08 julho 2006

Alguma Memória I

Acredito em deuses arcaicos, roupas de baixo e no uniforme escolar. As moças que andavam com eles, cinza, verde e branco; a bandeira desfraldada de uma juventude ímpar; aqueles anos onde a gente era jovem também e havia sonho - sonho nos olhos, sonhos nas mãos – e elas, as moças, apertavam os cadernos e livros contra o peito juvenil; a gente era isso, juvenil, e nada podia derrubar nossa torre, erguida sobre a ruína das ruas.
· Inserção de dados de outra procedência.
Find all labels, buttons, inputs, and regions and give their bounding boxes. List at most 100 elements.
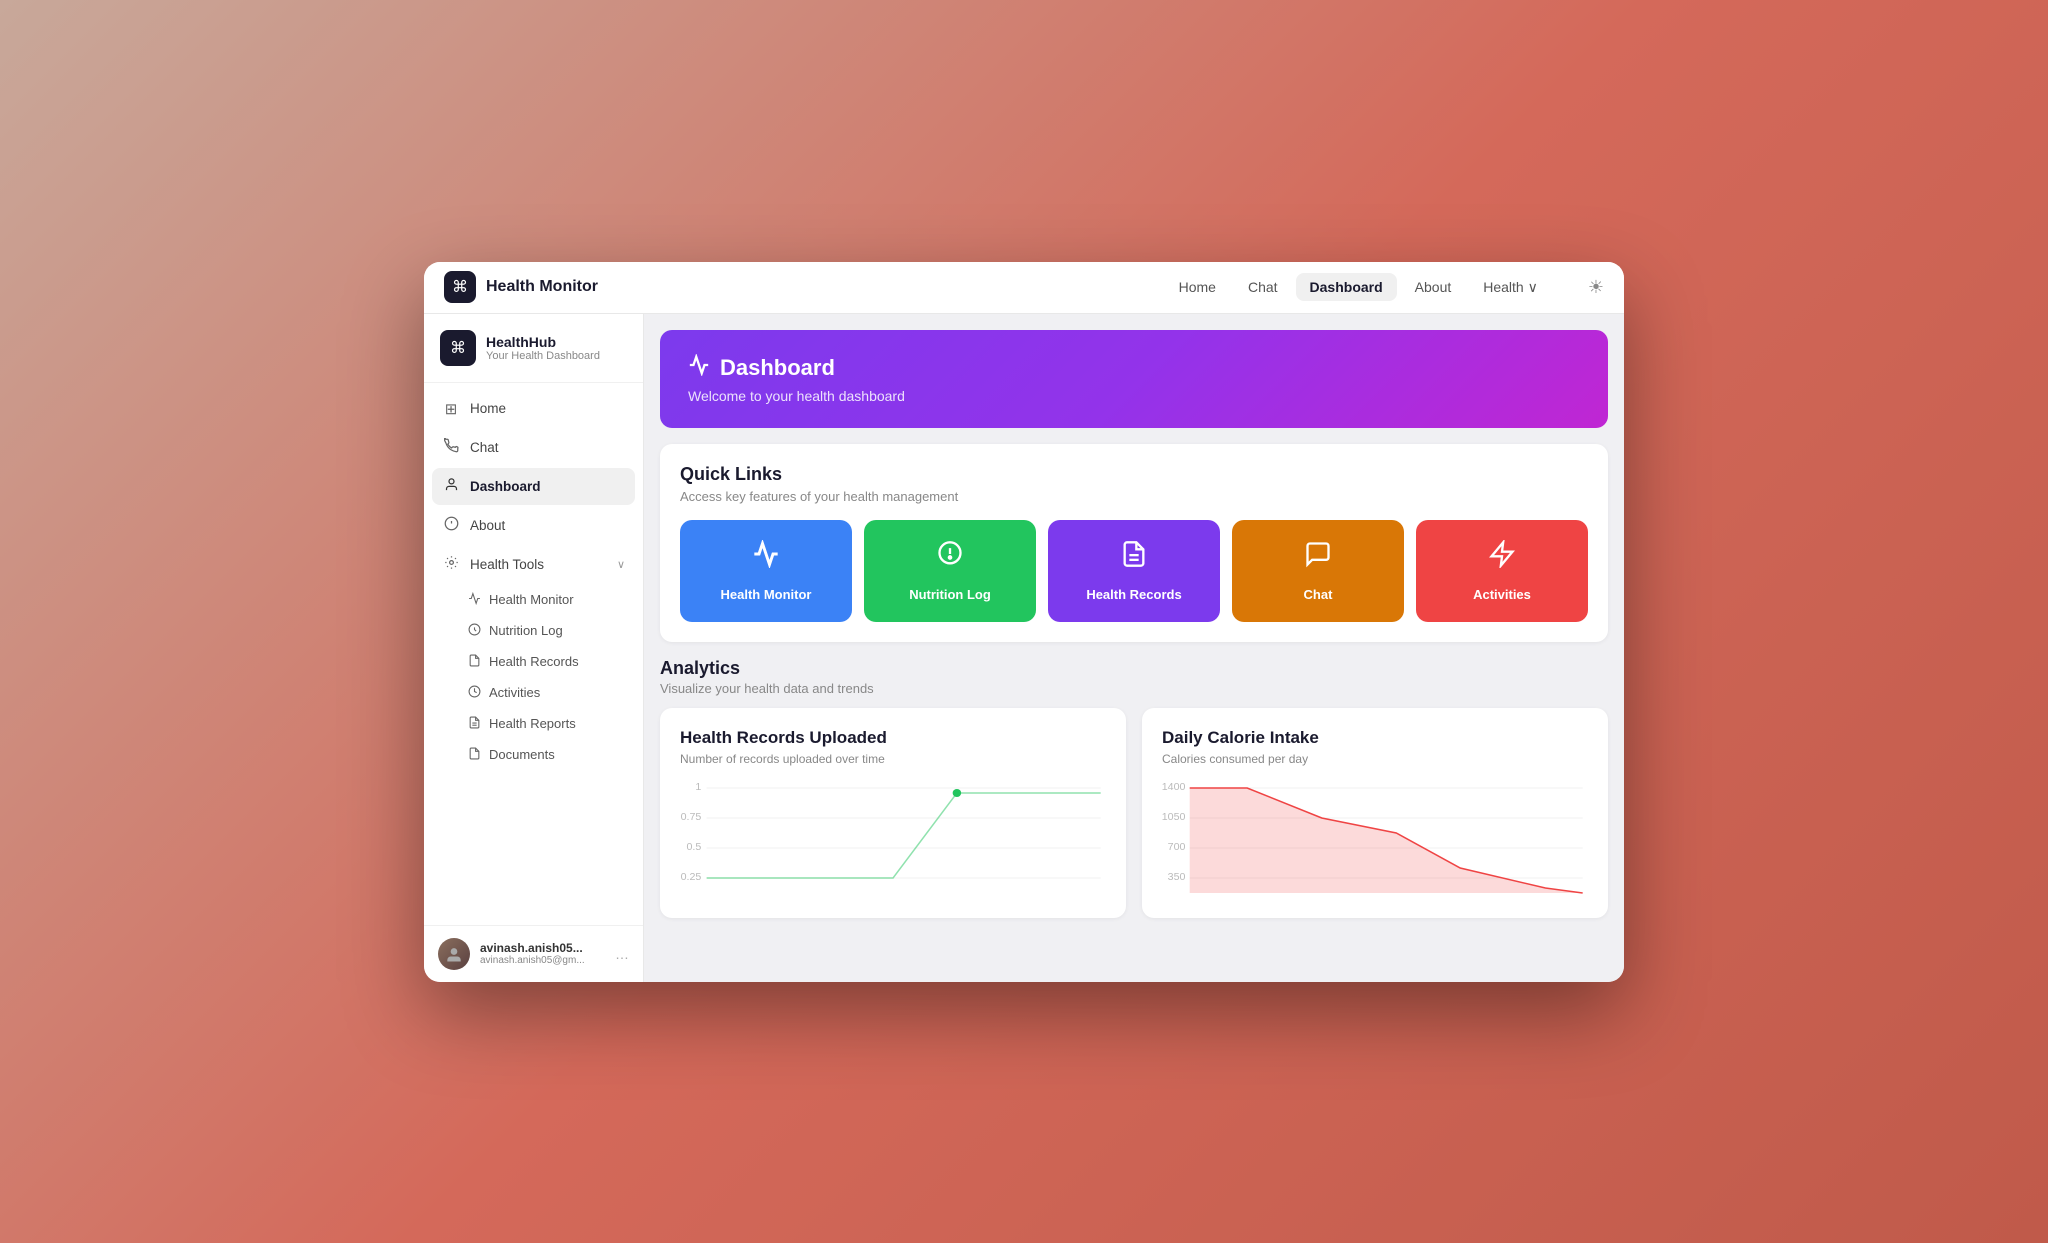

No pátio descampado daquele colégio eu virava a mesa, andava sem direção, matando aula e ia até a cantina. Perseguia, mesmo em pensamento, a imagem de Norminha e, se ela estivesse na cantina - e com certeza estaria - eu, por outro lado, estaria do outro lado das vidraças, o sol da tarde pelas costas e minha sombra no vidro, emoldurando a imagem da menina magrela que usava um blusão Lee sobre o uniforme.
Eu fumava de vez em quando, passeando na alameda do colégio, vindo da escuridão do pátio interno que ficava sob o imenso bloco de cimento que comportava as salas de aula. Eu escrevia alguma coisa nos meus cadernos, não importando a matéria escolar que havia neles. No de matemática havia poesia, idem no de geografia, e mais outros que não me lembro - estão todos soterrados no tempo.
Helena passava, subindo a rampa. Não me via e olhava sempre para frente, ligeiramente para o alto, subindo a rampa que ia dar nas salas de aula onde ela lecionava. Lições que eram obra do acaso; uma história que não era a nossa; uma mulher que entrava na sala de aula como a sacerdotisa que entra num templo antigo. Uma sacerdotisa antiga do Egito, cogito, uma deusa antropomórfica que desceu, pisou no meio do colégio estadual numa hora em que ninguém viu - a gente estava em casa, dormindo. Eu a seguia com os olhos assim como seguia cada passo com os ouvidos e guardava minhas mãos no bolso para que elas (mãos) não me traíssem, fazendo seus sinais de muda timidez. Viaja, nessas tardes, na memória, meu coração de antanho.